Eu estava do outro lado da rua quando ele apareceu, virando a esquina. Andava sem aparentar muito esforço, empurrando por cima da calçada seu carrinho repleto de pedaços de madeira, papelões e caixas, numa pilha imensa, amarrada com capricho. Era forte e ágil, apesar da idade, e chamava a atenção pelo contraste entre a cabeça branca e a força que parecia ter nos braços. Era o que no Rio, desde os tempos antigos, se chama de burro-sem-rabo.
Sempre que vejo um deles passando na rua, paro e observo. Eles me fascinam. Há uma grandeza nesse trabalho bruto, na humildade desses homens que andam encurvados, puxando ou empurrando seus carrinhos, usando o corpo como instrumento de força.
Outro dia, folheando um livro com fotografias de Marc Ferrez, tiradas no século dezenove, parei numa página dupla, com uma imagem captada em 1899. Era uma foto da antiga Estação D. Pedro II, com sua esplanada de paralelepípedos, cheia de gente. A legenda dizia que ali, parados diante da estação, estavam exemplos de todos os tipos de transporte da época: o landau, a vitória, o carroção, o tílburi, o bonde puxado a burro, o carrinho de mão. Observei melhor a foto. O tal carrinho de mão era um burro-sem-rabo. O mesmo pranchão de madeira sobre uma estrutura de ferro, os mesmos puxadores, as duas rodas. Olhando-o assim, ninguém diria que, de todos aqueles meios de transporte, seria o único a continuar circulando depois que o relógio dos séculos virasse duas vezes.

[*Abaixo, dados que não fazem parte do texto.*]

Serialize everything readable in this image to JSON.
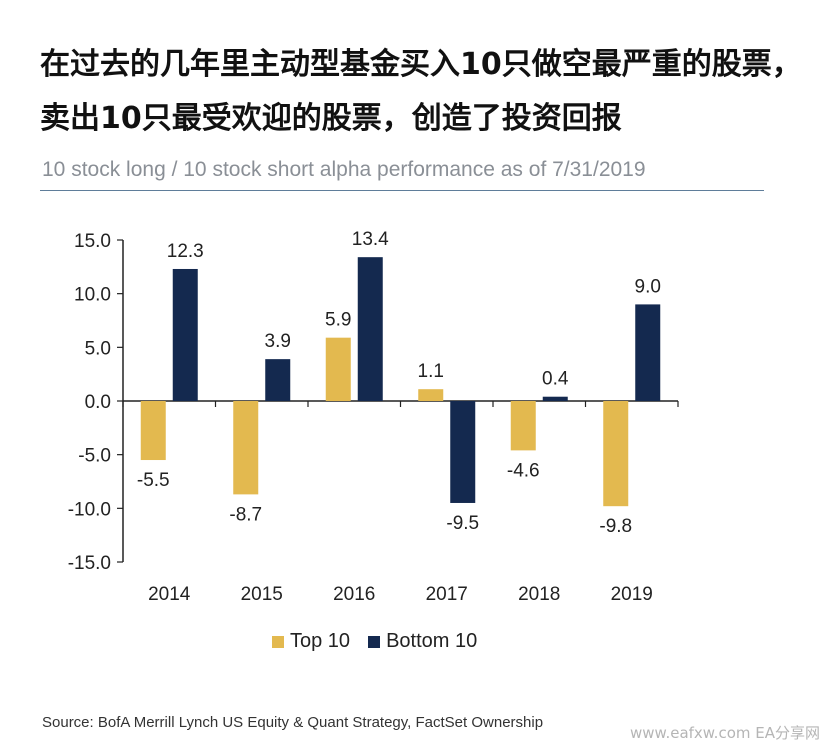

Foi pensando nisso que continuei ali, do outro lado da rua, olhando o burro-sem-rabo que passava na calçada. De repente, ele parou. Parou com um tranco. A roda do carrinho parecia ter esbarrado em alguma coisa. Eu, que observava à distância, percebi que era um desnível da calçada, cujo cimento fora talvez deslocado por uma raiz. Mas o homem, com a visão toldada pela enorme pilha de papel e madeira, não conseguia ver o que se passava. Tentou e tentou, deu marcha-a-ré, forçou várias vezes – e nada. Comecei a ficar aflita. O carrinho estava empacado.
Só depois de muito esforço, ele conseguiu ir em frente – para meu alívio. Mas não tinha andado nem vinte metros quando parou de novo, dessa vez num trecho onde a calçada se alargava, sob uma árvore centenária. Cheguei a pensar que as rodas do carrinho estivessem novamente presas, mas logo vi que não. O homem remexeu no bolso e dele tirou um saco plástico. No mesmo instante, foi cercado por dezenas de rolinhas.
A cena me enterneceu. Ele jogava milho para elas. Talvez o fizesse sempre que passava por ali, porque as rolinhas pareciam conhecê-lo, cercando-o, quase vindo comer em sua mão. Quando o homem se pôs novamente em marcha, elas se alvoroçaram, como se pedindo mais.
E lá se foi o burro-sem-rabo, empurrando seu carrinho imenso, os passarinhos voejando em torno. Parecia o final de um filme de Carlitos.